At about 8:00 a.m. Brian Thomas suddenly jumps up, announcing
that he is going to kill himself, and runs out of the
Lodge. Mrs. Thomas screams for help, and is quickly joined in
the chase by the boat crew and several other Lodge
employees. Thomas leads his pursuers along the Rim Promenade
toward the Visitor Center and the Sinnott Overlook. Running down
the long stone stairway, with the boat crew yelling for him to
stop, Thomas, without missing a step, jumps to his death from
the curving parapet of the entrance walkway in full view of
Ranger Linda Appanaitis and a group of Park visitors.
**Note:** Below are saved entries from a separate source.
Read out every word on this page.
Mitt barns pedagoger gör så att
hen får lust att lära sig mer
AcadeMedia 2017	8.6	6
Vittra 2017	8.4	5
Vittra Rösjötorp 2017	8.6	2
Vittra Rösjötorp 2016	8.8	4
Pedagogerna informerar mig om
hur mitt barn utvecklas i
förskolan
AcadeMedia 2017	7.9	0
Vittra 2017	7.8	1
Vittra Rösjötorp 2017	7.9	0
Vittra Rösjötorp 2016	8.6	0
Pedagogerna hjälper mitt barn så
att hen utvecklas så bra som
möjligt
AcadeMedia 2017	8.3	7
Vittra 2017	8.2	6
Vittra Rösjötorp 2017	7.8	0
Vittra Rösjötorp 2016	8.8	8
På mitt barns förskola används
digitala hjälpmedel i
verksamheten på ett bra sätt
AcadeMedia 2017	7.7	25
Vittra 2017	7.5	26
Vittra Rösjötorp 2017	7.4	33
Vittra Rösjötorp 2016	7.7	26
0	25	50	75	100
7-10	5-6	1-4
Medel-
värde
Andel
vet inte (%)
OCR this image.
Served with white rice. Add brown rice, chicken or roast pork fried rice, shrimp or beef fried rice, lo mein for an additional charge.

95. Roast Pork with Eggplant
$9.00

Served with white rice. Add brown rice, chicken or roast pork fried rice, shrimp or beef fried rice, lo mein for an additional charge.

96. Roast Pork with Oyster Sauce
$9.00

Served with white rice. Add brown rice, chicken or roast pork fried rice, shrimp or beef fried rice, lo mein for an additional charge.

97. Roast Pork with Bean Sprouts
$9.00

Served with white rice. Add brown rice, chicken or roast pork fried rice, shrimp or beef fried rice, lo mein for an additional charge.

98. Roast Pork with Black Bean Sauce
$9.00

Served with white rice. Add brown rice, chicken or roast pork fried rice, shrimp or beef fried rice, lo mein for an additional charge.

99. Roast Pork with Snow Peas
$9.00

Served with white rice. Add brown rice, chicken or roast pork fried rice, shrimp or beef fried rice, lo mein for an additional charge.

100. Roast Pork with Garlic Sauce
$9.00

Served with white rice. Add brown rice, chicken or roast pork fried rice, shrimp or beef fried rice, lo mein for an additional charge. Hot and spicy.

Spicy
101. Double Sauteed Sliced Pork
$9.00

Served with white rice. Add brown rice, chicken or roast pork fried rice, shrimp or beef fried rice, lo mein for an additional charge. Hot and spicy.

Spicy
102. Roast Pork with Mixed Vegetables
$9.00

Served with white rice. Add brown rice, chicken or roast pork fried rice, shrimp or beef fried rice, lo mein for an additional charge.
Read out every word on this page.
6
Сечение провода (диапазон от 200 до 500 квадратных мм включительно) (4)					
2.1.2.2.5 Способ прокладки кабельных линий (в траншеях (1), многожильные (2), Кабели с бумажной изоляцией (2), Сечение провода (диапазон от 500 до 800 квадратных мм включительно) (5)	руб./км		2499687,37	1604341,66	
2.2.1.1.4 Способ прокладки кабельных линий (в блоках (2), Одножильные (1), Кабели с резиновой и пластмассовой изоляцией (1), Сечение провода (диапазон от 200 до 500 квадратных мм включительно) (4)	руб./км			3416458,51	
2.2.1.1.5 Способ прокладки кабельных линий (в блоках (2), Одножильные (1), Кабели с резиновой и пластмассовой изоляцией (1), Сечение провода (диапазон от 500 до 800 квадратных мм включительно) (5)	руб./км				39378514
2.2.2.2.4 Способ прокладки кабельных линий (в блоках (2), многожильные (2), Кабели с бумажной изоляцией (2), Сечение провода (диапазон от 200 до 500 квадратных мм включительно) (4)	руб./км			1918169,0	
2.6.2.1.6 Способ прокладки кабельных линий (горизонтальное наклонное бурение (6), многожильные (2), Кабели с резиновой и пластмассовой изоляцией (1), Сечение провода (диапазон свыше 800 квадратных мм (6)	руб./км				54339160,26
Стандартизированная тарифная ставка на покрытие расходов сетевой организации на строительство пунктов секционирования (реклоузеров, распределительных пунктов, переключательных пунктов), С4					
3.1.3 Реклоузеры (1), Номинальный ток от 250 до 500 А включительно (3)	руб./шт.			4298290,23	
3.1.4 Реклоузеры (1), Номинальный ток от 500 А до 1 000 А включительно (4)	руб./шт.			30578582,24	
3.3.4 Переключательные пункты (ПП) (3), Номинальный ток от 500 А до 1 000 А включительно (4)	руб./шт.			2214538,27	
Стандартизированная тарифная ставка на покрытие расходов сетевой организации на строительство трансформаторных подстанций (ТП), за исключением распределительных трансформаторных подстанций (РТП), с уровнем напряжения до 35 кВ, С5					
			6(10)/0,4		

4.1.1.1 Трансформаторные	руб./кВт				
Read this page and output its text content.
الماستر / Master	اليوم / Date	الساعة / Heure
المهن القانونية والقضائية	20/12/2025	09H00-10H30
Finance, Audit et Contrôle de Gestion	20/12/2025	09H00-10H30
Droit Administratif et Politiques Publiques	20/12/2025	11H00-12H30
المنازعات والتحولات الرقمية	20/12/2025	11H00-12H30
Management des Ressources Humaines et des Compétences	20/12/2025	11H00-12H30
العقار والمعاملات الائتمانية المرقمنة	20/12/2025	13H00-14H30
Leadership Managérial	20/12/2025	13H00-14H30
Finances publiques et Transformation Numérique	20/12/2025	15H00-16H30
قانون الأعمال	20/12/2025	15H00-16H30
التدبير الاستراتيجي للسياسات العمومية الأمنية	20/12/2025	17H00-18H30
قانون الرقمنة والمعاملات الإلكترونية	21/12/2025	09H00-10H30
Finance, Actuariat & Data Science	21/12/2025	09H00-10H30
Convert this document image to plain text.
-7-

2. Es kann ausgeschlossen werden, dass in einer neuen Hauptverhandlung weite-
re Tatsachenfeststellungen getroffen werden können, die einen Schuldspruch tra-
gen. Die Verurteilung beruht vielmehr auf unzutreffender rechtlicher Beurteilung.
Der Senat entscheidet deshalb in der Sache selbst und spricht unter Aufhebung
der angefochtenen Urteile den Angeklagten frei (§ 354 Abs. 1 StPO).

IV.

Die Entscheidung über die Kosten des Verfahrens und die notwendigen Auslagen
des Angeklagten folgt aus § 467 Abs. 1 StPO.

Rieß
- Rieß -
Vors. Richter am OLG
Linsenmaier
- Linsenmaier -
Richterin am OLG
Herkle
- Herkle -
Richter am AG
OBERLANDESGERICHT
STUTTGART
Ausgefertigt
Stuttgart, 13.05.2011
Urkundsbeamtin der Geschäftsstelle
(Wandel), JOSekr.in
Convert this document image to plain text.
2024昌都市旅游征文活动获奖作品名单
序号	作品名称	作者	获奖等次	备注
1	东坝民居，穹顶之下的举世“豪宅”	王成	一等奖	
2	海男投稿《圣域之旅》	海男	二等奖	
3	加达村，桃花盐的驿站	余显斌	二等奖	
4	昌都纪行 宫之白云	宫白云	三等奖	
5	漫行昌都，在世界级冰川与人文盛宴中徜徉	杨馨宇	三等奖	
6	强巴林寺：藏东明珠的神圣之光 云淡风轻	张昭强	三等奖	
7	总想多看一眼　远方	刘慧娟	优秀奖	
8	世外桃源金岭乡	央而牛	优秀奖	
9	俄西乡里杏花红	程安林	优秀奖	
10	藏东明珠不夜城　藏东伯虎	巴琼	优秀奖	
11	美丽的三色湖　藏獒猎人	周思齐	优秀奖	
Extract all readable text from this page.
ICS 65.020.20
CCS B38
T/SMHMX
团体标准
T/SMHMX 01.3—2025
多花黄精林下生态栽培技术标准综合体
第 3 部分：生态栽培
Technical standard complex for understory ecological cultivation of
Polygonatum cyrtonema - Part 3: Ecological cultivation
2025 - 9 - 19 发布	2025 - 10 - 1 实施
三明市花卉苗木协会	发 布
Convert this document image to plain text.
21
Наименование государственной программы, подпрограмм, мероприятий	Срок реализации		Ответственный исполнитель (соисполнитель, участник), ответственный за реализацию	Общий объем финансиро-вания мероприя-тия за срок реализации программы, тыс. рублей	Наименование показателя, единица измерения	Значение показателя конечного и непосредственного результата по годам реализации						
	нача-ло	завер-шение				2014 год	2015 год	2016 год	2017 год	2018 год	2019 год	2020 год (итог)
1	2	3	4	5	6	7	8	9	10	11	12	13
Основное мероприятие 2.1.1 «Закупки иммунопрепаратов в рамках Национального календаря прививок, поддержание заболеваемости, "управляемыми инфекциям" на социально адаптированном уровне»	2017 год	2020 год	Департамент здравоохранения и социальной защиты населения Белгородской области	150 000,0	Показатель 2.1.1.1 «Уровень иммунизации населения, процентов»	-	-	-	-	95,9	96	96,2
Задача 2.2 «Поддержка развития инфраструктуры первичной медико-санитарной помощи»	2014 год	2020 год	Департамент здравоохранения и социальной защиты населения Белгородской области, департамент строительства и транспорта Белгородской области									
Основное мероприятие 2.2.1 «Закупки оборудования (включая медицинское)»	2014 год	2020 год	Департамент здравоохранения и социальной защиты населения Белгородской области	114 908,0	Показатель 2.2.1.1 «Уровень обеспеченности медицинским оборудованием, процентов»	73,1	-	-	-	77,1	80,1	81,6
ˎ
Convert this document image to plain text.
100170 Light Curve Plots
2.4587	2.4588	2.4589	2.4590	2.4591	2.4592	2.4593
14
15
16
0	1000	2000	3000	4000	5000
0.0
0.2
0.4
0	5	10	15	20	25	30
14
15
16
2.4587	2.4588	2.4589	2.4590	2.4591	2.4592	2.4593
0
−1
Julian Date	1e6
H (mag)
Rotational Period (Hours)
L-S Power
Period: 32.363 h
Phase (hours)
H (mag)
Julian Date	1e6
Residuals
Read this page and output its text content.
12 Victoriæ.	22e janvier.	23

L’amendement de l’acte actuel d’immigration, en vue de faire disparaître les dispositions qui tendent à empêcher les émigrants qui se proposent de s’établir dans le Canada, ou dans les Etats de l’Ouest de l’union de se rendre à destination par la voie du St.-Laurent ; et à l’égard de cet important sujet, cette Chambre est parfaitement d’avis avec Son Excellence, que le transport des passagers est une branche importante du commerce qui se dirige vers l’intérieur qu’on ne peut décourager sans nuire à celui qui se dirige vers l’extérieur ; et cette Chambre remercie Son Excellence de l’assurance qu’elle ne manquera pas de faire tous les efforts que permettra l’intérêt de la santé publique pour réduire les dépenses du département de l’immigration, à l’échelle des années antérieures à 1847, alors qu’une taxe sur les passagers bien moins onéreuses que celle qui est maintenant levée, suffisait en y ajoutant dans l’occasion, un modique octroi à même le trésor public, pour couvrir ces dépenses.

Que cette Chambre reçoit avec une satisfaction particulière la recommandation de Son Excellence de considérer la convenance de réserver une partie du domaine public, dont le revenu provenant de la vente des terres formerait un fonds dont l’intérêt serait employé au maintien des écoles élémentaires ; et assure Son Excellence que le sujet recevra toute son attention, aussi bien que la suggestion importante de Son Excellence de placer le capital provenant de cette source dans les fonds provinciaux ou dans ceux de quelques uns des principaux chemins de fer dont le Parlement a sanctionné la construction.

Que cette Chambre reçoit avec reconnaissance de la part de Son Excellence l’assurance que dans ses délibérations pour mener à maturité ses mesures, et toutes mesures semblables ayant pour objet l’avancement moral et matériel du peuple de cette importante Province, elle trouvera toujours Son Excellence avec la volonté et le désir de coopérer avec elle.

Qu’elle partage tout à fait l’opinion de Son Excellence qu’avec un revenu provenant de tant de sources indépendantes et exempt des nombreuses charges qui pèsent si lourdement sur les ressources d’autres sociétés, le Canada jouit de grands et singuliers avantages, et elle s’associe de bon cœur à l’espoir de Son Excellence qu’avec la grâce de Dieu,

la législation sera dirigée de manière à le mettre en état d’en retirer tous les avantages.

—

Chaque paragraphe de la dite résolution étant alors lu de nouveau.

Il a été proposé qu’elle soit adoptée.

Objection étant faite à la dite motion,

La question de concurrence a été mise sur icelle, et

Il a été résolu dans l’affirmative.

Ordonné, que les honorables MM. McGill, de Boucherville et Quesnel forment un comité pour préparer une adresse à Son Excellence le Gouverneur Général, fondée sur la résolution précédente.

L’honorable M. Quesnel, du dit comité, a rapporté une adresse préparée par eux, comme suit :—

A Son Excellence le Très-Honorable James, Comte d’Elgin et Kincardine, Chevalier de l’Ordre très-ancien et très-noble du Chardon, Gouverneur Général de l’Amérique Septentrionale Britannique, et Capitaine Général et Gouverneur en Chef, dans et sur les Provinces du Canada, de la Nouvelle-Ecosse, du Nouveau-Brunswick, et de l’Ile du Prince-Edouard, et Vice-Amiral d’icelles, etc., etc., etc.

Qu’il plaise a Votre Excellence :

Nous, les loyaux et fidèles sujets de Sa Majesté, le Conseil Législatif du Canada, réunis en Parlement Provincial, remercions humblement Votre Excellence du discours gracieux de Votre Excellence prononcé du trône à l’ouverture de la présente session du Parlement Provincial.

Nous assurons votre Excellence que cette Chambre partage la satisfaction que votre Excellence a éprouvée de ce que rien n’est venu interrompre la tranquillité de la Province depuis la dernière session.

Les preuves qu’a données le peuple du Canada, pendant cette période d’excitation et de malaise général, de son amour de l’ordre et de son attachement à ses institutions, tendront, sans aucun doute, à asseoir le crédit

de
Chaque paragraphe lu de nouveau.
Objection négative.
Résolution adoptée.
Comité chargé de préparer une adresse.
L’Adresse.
Four airmen, stationed at Kingsley field in Klamath Falls, are
arrested for stealing nine interpretive and informational signs
valued at $650. The four men spend six days in jail and each are
assigned to 40 hours of community work in the Park.
A prescribed burn of 250 acres takes five weeks to burn itself
out among the Ponderosa Pines of the south Panhandle.
Two hikers, from Texas, turn in to Park Headquarters a ripped
and torn backpack they found while walking along a little used
trail in the Sphagnum Bog area of the Park. The two Texans had
been hiking the Pacific Crest Trail when they mistakenly took
the abandoned spur trail into the bog.
While inventorying the contents of a nearly empty, dirty, ripped
and torn backpack, Rangers Larry Smith and Marion Jack discover
a Volkswagen key in a zippered side pocket. A suggestion is made
to compare the VW key with a Xerox copy of a VW key from the
Charles McCullar file, who was thought to have disappeared
somewhere in the Park a year and half earlier. An “electric
charge” went through the two rangers as the overlaid key made a
perfect fit. A horse patrol, lead by Marion and Dave Lange set
out immediately to search the area where the backpack had been
found. At 1:30 p.m. the radio call came that McCullar’s remains
had been found, scattered over and down a steep bank of the
Bybee Creek drainage, four miles from Lightning Springs. The FBI
is called in to complete the investigation.
McCullar’s cause of death is ruled by natural causes, but the
mystery remains how it was possible for McCullar to have walked
from the North Entrance, on top of 105 inches of new snow, 14
miles into Bybee Creek, especially considering that the young
man was not prepared for winter survival. One theory is that
McCullar may have followed snowmobile tracks, but the machines
are not allowed into remote areas of the Park and secondly, the
new snow was so fresh and deep, it would have been impossible
for snowmobiles to have traveled the distance.
So, just how McCullar was able to get into the Bybee Creek
drainage remains conjecture, as does his exact cause of
death. The boy’s father remains convinced that his son was the
victim of foul play because none of McCullar’s expensive camera
equipment was ever found.
October, 1976 to June, 1977
The Lake level drops 2.16 feet, the greatest winter decline on
The second latest measurable fall snowfall on record. October 1
is normal for the beginning of the winter snow season. 50% of
the time, the Rim Road is closed for the season by the third
week of October.
Supervisory Park Ranger Bruce Wadlington and family drive
completely around the Lake on the Rim Drive. This is the latest
seasonal drive on record.
Snowfall for the past 60 years averages 650.66 inches (54 feet)
or 16.53 meters. The average yearly precipitation averages 65.99
inches or 1.676 meters.
Season 1976 Visitation: 606,636, the second highest on
record. This is an increase of 179,384 over 1976 and an increase
of 81,606 over the visitation in 1974. Good summer weather and a
dry fall contributed to the increase.